Montrée du doigt par les éleveurs en colère, la grande distribution a répliqué lundi en assurant qu'elle respectait ses engagements. Plusieurs dizaines d'éleveurs en colère ont commencé lundi matin à bloquer les quatre principaux accès au périphérique de Caen pour protester contre la faiblesse des prix de leurs productions. 

"Une détresse partagée". "Nous avons accepté d'augmenter les prix d'achat de manière importante. La seule chose, c'est que visiblement cet argent ne va pas dans la poche des éleveurs", a déploré lundi le délégué général de la Fédération du commerce et de la distribution, Jacques Creyssel sur Itélé en commentant les images d'éleveurs en colère. "Je crois que l'élevage est dans une crise forte (...) et on partage cette détresse", a ajouté Jacques Creyssel. Le ministre de l'Agriculture, Stéphane Le Foll, a accepté de recevoir les éleveurs jeudi à Paris.

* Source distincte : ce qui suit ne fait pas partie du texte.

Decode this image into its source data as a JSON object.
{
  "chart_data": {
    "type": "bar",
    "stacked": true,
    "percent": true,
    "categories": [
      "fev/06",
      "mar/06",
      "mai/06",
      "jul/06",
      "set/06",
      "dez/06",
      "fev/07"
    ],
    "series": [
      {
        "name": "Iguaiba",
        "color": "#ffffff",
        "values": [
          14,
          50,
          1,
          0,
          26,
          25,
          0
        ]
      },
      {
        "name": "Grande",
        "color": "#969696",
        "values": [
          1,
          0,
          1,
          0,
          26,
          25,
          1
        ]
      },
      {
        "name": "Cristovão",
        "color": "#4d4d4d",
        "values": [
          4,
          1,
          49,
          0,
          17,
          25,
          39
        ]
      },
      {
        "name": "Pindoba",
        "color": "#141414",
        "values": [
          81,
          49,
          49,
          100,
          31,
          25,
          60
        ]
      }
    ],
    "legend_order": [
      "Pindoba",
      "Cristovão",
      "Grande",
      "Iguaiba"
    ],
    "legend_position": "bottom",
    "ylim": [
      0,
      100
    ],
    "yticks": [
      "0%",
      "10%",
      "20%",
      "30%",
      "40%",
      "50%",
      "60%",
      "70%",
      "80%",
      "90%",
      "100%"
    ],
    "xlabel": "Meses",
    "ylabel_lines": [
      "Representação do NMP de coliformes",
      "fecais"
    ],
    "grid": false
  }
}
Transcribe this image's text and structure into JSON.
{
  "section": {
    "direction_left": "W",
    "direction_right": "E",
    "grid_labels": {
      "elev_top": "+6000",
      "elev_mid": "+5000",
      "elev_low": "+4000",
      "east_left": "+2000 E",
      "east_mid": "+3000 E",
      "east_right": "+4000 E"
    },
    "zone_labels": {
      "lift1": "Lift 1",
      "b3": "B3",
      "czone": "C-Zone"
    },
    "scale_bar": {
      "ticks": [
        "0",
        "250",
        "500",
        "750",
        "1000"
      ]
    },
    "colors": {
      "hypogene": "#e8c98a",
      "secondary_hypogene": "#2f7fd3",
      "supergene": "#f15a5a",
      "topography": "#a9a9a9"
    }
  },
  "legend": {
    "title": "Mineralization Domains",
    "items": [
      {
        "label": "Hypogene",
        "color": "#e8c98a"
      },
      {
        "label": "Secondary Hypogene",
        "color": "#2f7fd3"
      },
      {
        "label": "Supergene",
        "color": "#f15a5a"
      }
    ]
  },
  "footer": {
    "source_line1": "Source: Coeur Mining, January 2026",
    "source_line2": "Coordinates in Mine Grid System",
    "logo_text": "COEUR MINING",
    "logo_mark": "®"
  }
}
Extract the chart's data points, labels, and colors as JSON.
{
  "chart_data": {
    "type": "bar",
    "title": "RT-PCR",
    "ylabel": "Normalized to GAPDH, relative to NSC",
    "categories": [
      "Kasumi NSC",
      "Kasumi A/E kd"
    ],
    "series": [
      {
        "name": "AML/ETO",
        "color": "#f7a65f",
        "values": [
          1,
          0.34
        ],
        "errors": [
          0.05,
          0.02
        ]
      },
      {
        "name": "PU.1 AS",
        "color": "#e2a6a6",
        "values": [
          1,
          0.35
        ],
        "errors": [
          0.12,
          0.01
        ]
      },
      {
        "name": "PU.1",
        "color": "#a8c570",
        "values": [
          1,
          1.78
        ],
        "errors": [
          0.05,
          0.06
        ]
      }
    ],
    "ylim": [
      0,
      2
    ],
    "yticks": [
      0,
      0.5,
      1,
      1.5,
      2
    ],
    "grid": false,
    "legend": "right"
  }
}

Un accord sans effets ? Une réunion de la filière - éleveurs, industriels abatteurs/transformateurs et distributeurs - s'était conclue le 17 juin sur l'engagement à revaloriser les prix d'achats de la viande bovine de 5 centimes par semaine. Mais selon le ministre de l'Agriculture, Stéphane Le Foll, à peine 7 centimes ont été gagnés en un mois.

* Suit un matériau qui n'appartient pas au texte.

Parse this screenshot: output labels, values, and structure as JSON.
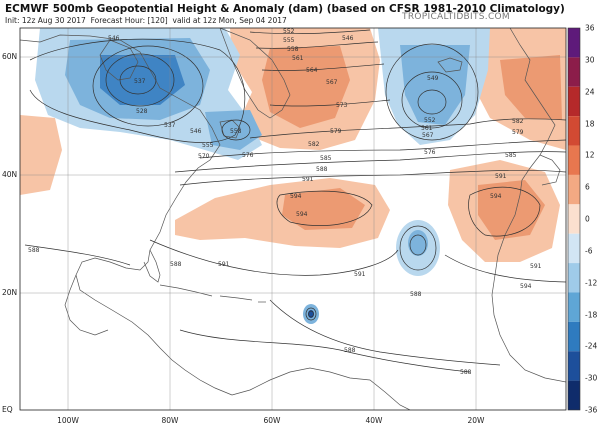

"Nous avons augmenté comme prévu les prix de 5 centimes chaque semaine, simplement visiblement ça ne redescend pas. Pourquoi ça ne redescend pas? C'est l'opération transparence que nous réclamons aujourd'hui, il faut que ce que nous avons fait se répercute sur les éleveurs", a déclaré Jacques Creyssel soulignant le rôle des intermédiaires "industriels, abatteurs, transformateurs". Selon lui, la grande distribution réalise "une marge négative de 1,5% sur la viande fraîche" et "99% de la viande" vendue en supermarchés et hypermarchés est d'origine française. "Si c'était le cas dans les cantines et dans la restauration ça marcherait mieux", a-t-il estimé.

Les agriculteurs, qui protestent dans toute la France depuis plusieurs semaines, estiment que les trop faibles prix de la viande (porc et boeuf) ne leur permettent pas de couvrir leurs coûts de production.